Dear God, I didn't think orange went with
purple until I saw the sunset you made on
Tuesday. That was cool!
Eugene
Dear God, Did you mean for the giraffe to
look like that or was it an accident?
Norma
Dear God, Instead of letting people die and
having to make new ones, why don't you just
keep the ones you have now?
Jane
Dear God, Who draws the lines around the
countries?
Nan
Dear God, I went to this wedding and they
kissed right in church. Is that okay?
Neil
Dear God, Thank you for my baby brother, but
what I prayed for was a puppy.
Joyce
Dear God, It rained for our whole vacation &
is my father mad! He said some things about
you that people are not supposed to say, but
I hope you will not hurt him anyway.
Your friend
(but I am not going to tell you who I am)
Dear God, Please send me a pony.
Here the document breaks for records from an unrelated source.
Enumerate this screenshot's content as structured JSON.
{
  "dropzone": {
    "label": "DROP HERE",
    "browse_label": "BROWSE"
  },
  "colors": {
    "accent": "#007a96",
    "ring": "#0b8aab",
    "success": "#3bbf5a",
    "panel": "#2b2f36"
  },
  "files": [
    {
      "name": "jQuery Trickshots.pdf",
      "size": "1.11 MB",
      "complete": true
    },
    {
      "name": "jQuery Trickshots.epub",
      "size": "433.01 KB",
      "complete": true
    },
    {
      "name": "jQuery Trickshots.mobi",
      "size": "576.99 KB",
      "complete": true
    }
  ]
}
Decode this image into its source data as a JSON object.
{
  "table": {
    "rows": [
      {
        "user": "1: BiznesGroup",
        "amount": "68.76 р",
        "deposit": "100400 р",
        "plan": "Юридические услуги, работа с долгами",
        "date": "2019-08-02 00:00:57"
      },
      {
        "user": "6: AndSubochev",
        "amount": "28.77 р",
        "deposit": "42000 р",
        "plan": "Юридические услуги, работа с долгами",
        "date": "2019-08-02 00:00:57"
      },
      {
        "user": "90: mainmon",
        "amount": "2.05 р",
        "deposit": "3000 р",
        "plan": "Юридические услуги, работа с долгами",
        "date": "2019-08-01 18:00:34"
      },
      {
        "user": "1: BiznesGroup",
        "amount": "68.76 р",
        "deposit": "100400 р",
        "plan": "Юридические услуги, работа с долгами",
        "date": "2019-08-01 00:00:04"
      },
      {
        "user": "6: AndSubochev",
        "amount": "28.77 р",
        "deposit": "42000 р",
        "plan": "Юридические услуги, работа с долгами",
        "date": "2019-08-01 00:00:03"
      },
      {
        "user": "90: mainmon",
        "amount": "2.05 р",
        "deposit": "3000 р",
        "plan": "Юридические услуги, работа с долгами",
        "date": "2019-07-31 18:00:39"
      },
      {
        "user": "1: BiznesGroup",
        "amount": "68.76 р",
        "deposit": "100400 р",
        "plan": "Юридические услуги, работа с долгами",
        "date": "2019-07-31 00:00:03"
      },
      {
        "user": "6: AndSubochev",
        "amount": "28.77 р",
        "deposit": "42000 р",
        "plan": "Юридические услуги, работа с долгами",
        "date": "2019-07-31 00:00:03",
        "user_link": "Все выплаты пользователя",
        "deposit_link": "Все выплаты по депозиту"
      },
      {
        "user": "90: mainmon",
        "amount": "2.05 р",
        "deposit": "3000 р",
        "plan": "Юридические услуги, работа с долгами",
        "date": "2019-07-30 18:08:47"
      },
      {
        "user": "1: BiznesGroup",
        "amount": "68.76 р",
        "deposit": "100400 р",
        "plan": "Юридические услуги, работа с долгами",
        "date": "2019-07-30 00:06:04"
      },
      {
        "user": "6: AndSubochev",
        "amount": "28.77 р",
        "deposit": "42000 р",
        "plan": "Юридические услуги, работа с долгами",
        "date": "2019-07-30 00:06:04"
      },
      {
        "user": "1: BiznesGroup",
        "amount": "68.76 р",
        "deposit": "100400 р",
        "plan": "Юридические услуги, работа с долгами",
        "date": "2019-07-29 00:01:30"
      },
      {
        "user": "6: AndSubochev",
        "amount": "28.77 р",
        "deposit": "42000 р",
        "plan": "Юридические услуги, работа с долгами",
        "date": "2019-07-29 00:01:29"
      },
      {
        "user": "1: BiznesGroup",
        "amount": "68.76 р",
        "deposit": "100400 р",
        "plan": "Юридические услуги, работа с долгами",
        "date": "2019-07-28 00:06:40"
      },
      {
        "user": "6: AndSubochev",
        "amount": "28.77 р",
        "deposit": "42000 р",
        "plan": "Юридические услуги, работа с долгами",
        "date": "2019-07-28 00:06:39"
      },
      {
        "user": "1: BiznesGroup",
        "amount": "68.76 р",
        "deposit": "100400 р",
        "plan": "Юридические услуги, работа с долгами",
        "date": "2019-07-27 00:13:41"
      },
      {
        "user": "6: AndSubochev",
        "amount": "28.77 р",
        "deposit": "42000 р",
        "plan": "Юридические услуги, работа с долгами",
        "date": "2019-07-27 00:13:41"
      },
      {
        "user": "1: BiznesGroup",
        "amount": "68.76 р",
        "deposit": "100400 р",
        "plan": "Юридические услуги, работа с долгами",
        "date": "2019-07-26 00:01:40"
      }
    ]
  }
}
I never
asked for anything before. You can look it up.
Bruce
Dear God, If we come back as something, please
don't let me be Jennifer Horton, because I
hate her.
Denise
Dear God, I want to be just like my daddy
when I get big, but not with so much hair all over.
Sam
Dear God, I think about you sometimes, even
when I'm not praying.
Elliott
Dear God, I bet it is very hard for you to
love all the people in the world.
There are only four people in our family and
I can never do it.
Nan
Dear God, Of all the people who worked for
you, I like Noah and David the best.
Rob
Dear God, My brothers told me about being
born, but it doesn't sound right.
They are just kidding, aren't they?
Marsha
Dear God, If you watch me in church Sunday,
I'll show you my new shoes.
Mickey
Dear God, We read Thomas Edison made light.
But in Sunday school, we learned that you did
it. So I bet he stole your idea.
Sincerely, Donna
Dear God, I do not think anybody could be a
better God. Well, I just want
you to know that I am not just saying this
because you are God already.
Charles
Dear God, Maybe Cain and Abel would not kill
each other so much if they had
their own rooms. It works with my brother.